We all loved the Snowy Scheme. Still do. So we were all well disposed to an expansion. 

And so to Malcolm’s Snowy 2.0. When he announced it I thought: “wonderful!” 

Great idea. And it may still be. Although there are problems. The first is cost blow-out, from $A 2 billion to $A 10 billion. That’s not counting the extra transmission lines needed. Cost blow-outs seem to be pretty much par for the course for big projects like this, so no surprise there, I guess. Then there are delays. Apparently a tunnel boring machine has been stuck in one of the tunnels for over a year. 

The idea of Snowy 2.0 is not so much to provide more deliverable power as to provide back up. Like a huge battery. Water will be pumped from the lower dam (Talbinga, 540m asl) into the higher dam (Tantangara 1,200m asl) when renewables generate cheap and excess power. The water from Tantangara will be released down to Talbinga as needed, powering turbines on the way. 

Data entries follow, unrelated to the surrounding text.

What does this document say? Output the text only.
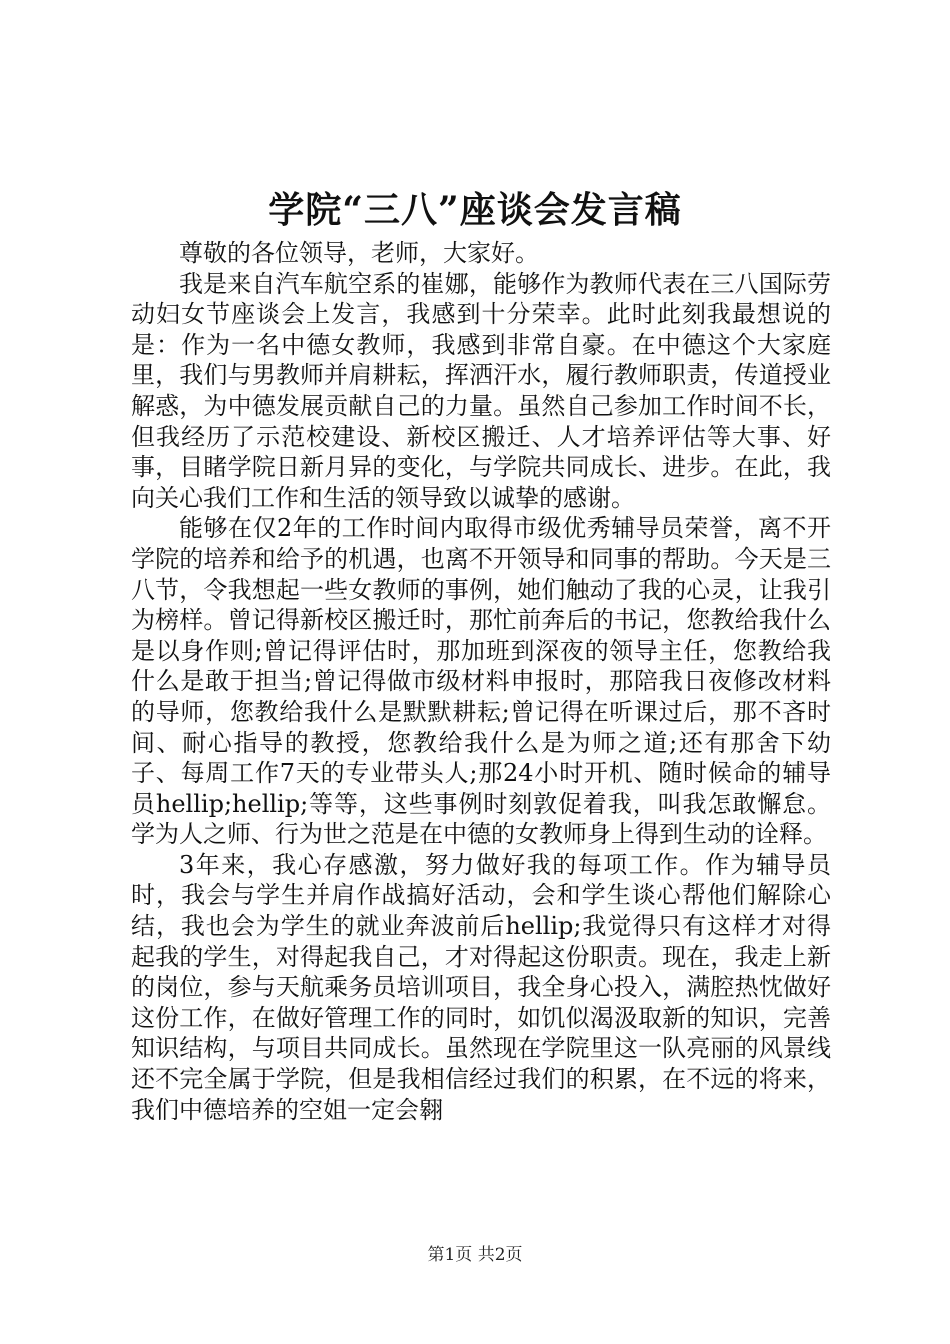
学院“三八”座谈会发言稿

尊敬的各位领导，老师，大家好。

我是来自汽车航空系的崔娜，能够作为教师代表在三八国际劳动妇女节座谈会上发言，我感到十分荣幸。此时此刻我最想说的是：作为一名中德女教师，我感到非常自豪。在中德这个大家庭里，我们与男教师并肩耕耘，挥洒汗水，履行教师职责，传道授业解惑，为中德发展贡献自己的力量。虽然自己参加工作时间不长，但我经历了示范校建设、新校区搬迁、人才培养评估等大事、好事，目睹学院日新月异的变化，与学院共同成长、进步。在此，我向关心我们工作和生活的领导致以诚挚的感谢。

能够在仅2年的工作时间内取得市级优秀辅导员荣誉，离不开学院的培养和给予的机遇，也离不开领导和同事的帮助。今天是三八节，令我想起一些女教师的事例，她们触动了我的心灵，让我引为榜样。曾记得新校区搬迁时，那忙前奔后的书记，您教给我什么是以身作则;曾记得评估时，那加班到深夜的领导主任，您教给我什么是敢于担当;曾记得做市级材料申报时，那陪我日夜修改材料的导师，您教给我什么是默默耕耘;曾记得在听课过后，那不吝时间、耐心指导的教授，您教给我什么是为师之道;还有那舍下幼子、每周工作7天的专业带头人;那24小时开机、随时候命的辅导员hellip;hellip;等等，这些事例时刻敦促着我，叫我怎敢懈怠。学为人之师、行为世之范是在中德的女教师身上得到生动的诠释。

3年来，我心存感激，努力做好我的每项工作。作为辅导员时，我会与学生并肩作战搞好活动，会和学生谈心帮他们解除心结，我也会为学生的就业奔波前后hellip;我觉得只有这样才对得起我的学生，对得起我自己，才对得起这份职责。现在，我走上新的岗位，参与天航乘务员培训项目，我全身心投入，满腔热忱做好这份工作，在做好管理工作的同时，如饥似渴汲取新的知识，完善知识结构，与项目共同成长。虽然现在学院里这一队亮丽的风景线还不完全属于学院，但是我相信经过我们的积累，在不远的将来，我们中德培养的空姐一定会翱

第1页 共2页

That’s still the concept. Just that it’s taking a lot longer and costing a lot more than predicted. 

Funny that. Because that’s the very push-back on nuclear. Takes too long and costs too much.

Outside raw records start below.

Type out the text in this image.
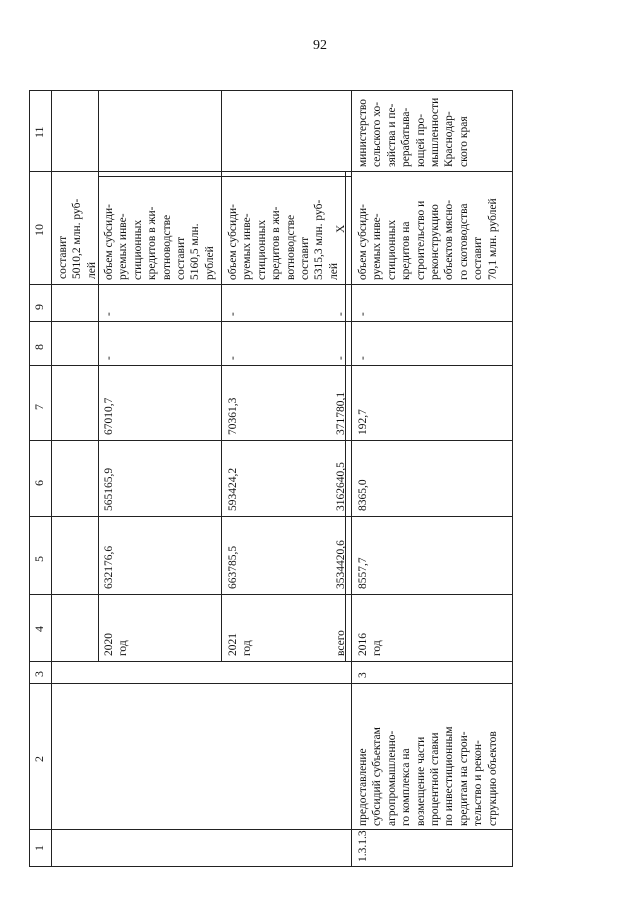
92
11
10
9
8
7
6
5
4
3
2
1
составит 5010,2 млн. руб- лей
2020 год
632176,6
565165,9
67010,7
-
-
объем субсиди- руемых инве- стиционных кредитов в жи- вотноводстве составит 5160,5 млн. рублей
2021 год
663785,5
593424,2
70361,3
-
-
объем субсиди- руемых инве- стиционных кредитов в жи- вотноводстве составит 5315,3 млн. руб- лей
всего
3534420,6
3162640,5
371780,1
-
-
Х
1.3.1.3
предоставление субсидий субъектам агропромышленно- го комплекса на возмещение части процентной ставки по инвестиционным кредитам на строи- тельство и рекон- струкцию объектов
3
2016 год
8557,7
8365,0
192,7
-
-
объем субсиди- руемых инве- стиционных кредитов на строительство и реконструкцию объектов мясно- го скотоводства составит 70,1 млн. рублей
министерство сельского хо- зяйства и пе- рерабатыва- ющей про- мышленности Краснодар- ского края
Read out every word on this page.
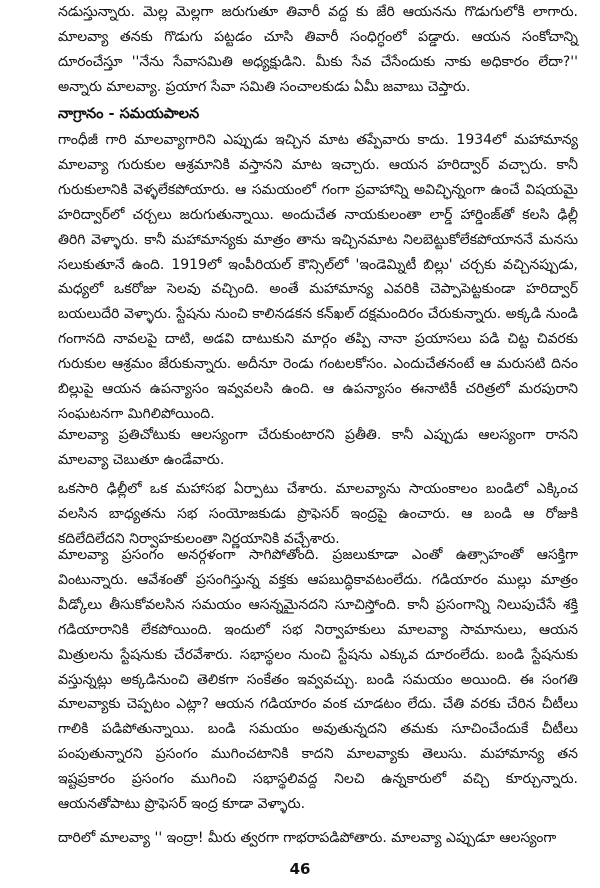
నడుస్తున్నారు. మెల్ల మెల్లగా జరుగుతూ తివారీ వద్ద కు జేరి ఆయనను గొడుగులోకి లాగారు. మాలవ్యా తనకు గొడుగు పట్టడం చూసి తివారీ సంధిగ్ధంలో పడ్డారు. ఆయన సంకోచాన్ని దూరంచేస్తూ ''నేను సేవాసమితి అధ్యక్షుడిని. మీకు సేవ చేసేందుకు నాకు అధికారం లేదా?'' అన్నారు మాలవ్యా. ప్రయాగ సేవా సమితి సంచాలకుడు ఏమీ జవాబు చెప్తారు.

నాగ్రానం - సమయపాలన

గాంధీజీ గారి మాలవ్యాగారిని ఎప్పుడు ఇచ్చిన మాట తప్పేవారు కాదు. 1934లో మహామాన్య మాలవ్యా గురుకుల ఆశ్రమానికి వస్తానని మాట ఇచ్చారు. ఆయన హరిద్వార్ వచ్చారు. కానీ గురుకులానికి వెళ్ళలేకపోయారు. ఆ సమయంలో గంగా ప్రవాహాన్ని అవిచ్ఛిన్నంగా ఉంచే విషయమై హరిద్వార్‌లో చర్చలు జరుగుతున్నాయి. అందుచేత నాయకులంతా లార్డ్ హార్డింజ్‌తో కలసి ఢిల్లీ తిరిగి వెళ్ళారు. కానీ మహామాన్యకు మాత్రం తాను ఇచ్చినమాట నిలబెట్టుకోలేకపోయాననే మనసు సలుకుతూనే ఉంది. 1919లో ఇంపీరియల్ కౌన్సిల్‌లో 'ఇండెమ్నిటీ బిల్లు' చర్చకు వచ్చినప్పుడు, మధ్యలో ఒకరోజు సెలవు వచ్చింది. అంతే మహామాన్య ఎవరికి చెప్పాపెట్టకుండా హరిద్వార్ బయలుదేరి వెళ్ళారు. స్టేషను నుంచి కాలినడకన కన్‌ఖల్ దక్షమందిరం చేరుకున్నారు. అక్కడి నుండి గంగానది నావలపై దాటి, అడవి దాటుకుని మార్గం తప్పి నానా ప్రయాసలు పడి చిట్ట చివరకు గురుకుల ఆశ్రమం జేరుకున్నారు. అదీనూ రెండు గంటలకోసం. ఎందుచేతనంటే ఆ మరుసటి దినం బిల్లుపై ఆయన ఉపన్యాసం ఇవ్వవలసి ఉంది. ఆ ఉపన్యాసం ఈనాటికీ చరిత్రలో మరపురాని సంఘటనగా మిగిలిపోయింది.

మాలవ్యా ప్రతిచోటుకు ఆలస్యంగా చేరుకుంటారని ప్రతీతి. కానీ ఎప్పుడు ఆలస్యంగా రానని మాలవ్యా చెబుతూ ఉండేవారు.

ఒకసారి ఢిల్లీలో ఒక మహాసభ ఏర్పాటు చేశారు. మాలవ్యాను సాయంకాలం బండిలో ఎక్కించ వలసిన బాధ్యతను సభ సంయోజకుడు ప్రొఫెసర్ ఇంద్రపై ఉంచారు. ఆ బండి ఆ రోజుకి కదిలేదిలేదని నిర్వాహకులంతా నిర్ణయానికి వచ్చేశారు.

మాలవ్యా ప్రసంగం అనర్గళంగా సాగిపోతోంది. ప్రజలుకూడా ఎంతో ఉత్సాహంతో ఆసక్తిగా వింటున్నారు. ఆవేశంతో ప్రసంగిస్తున్న వక్తకు ఆపబుద్ధికావటంలేదు. గడియారం ముల్లు మాత్రం వీడ్కోలు తీసుకోవలసిన సమయం ఆసన్నమైనదని సూచిస్తోంది. కానీ ప్రసంగాన్ని నిలుపుచేసే శక్తి గడియారానికి లేకపోయింది. ఇందులో సభ నిర్వాహకులు మాలవ్యా సామానులు, ఆయన మిత్రులను స్టేషనుకు చేరవేశారు. సభాస్థలం నుంచి స్టేషను ఎక్కువ దూరంలేదు. బండి స్టేషనుకు వస్తున్నట్లు అక్కడినుంచి తెలికగా సంకేతం ఇవ్వవచ్చు. బండి సమయం అయింది. ఈ సంగతి మాలవ్యాకు చెప్పటం ఎట్లా? ఆయన గడియారం వంక చూడటం లేదు. చేతి వరకు చేరిన చీటీలు గాలికి పడిపోతున్నాయి. బండి సమయం అవుతున్నదని తమకు సూచించేందుకే చీటీలు పంపుతున్నారని ప్రసంగం ముగించటానికి కాదని మాలవ్యాకు తెలుసు. మహామాన్య తన ఇష్టప్రకారం ప్రసంగం ముగించి సభాస్థలివద్ద నిలచి ఉన్నకారులో వచ్చి కూర్చున్నారు. ఆయనతోపాటు ప్రొఫెసర్ ఇంద్ర కూడా వెళ్ళారు.

దారిలో మాలవ్యా '' ఇంద్రా! మీరు త్వరగా గాభరాపడిపోతారు. మాలవ్యా ఎప్పుడూ ఆలస్యంగా

46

Let’s have a look at the figures. 

Nuclear power station: A 1GW nuclear power plant costs ~$US 10 billion and takes about 10 years to build. (China can do it in 6-8). This will produce around 8,322 GWh of power over a year (1GW x 8760 hours/year x 0.95 efficiency). 8,322 GWh is the same as 8,322,000 MWh per year.
 
Snowy 2.0 will cost around $US 10 billion and take about 10 years (my guess). That’s about the same time and cost as the 1GW nuclear power station. 

According to snowyhydro.com.au:
Snowy 2.0 will provide an additional 2,000 megawatts of dispatchable, on-demand generating capacity and approximately 350,000 megawatt hours of large-scale storage to the National Electricity Market. To provide context, this is enough energy storage to power three million homes over the course of a week.

350,000 MWh in a week is 6,730 MWh per year (350,000 MWh divided by 52 weeks). 

Nuclear divided by Snowy, MWh = 8322000/6730 = 1,236. 

Which means that Nuclear has over 1,200 times more dispatchable electricity on an ongoing basis, than Snowy 2.0. Of course Snowy 2.0 will refill the dam, the same as recharging a battery. I don’t know how often this can be done over a year, but assume all that 350,000 MWh is available all the time, the maximum. Then Nuclear still has 24 times more dispatchable electricity than Snowy 2.0. 

I’m not pushing here for Nuclear instead of Snowy 2.0. But just to put in perspective the fact the Nuclear produces more electricity, more regularly, as cleanly and safely, as Snowy 2.0 will, and does so at the same price and timeframe as Snowy 2.0. So let’s not continue saying that “Nuclear will take too long”, when we support alternatives that take as long or longer.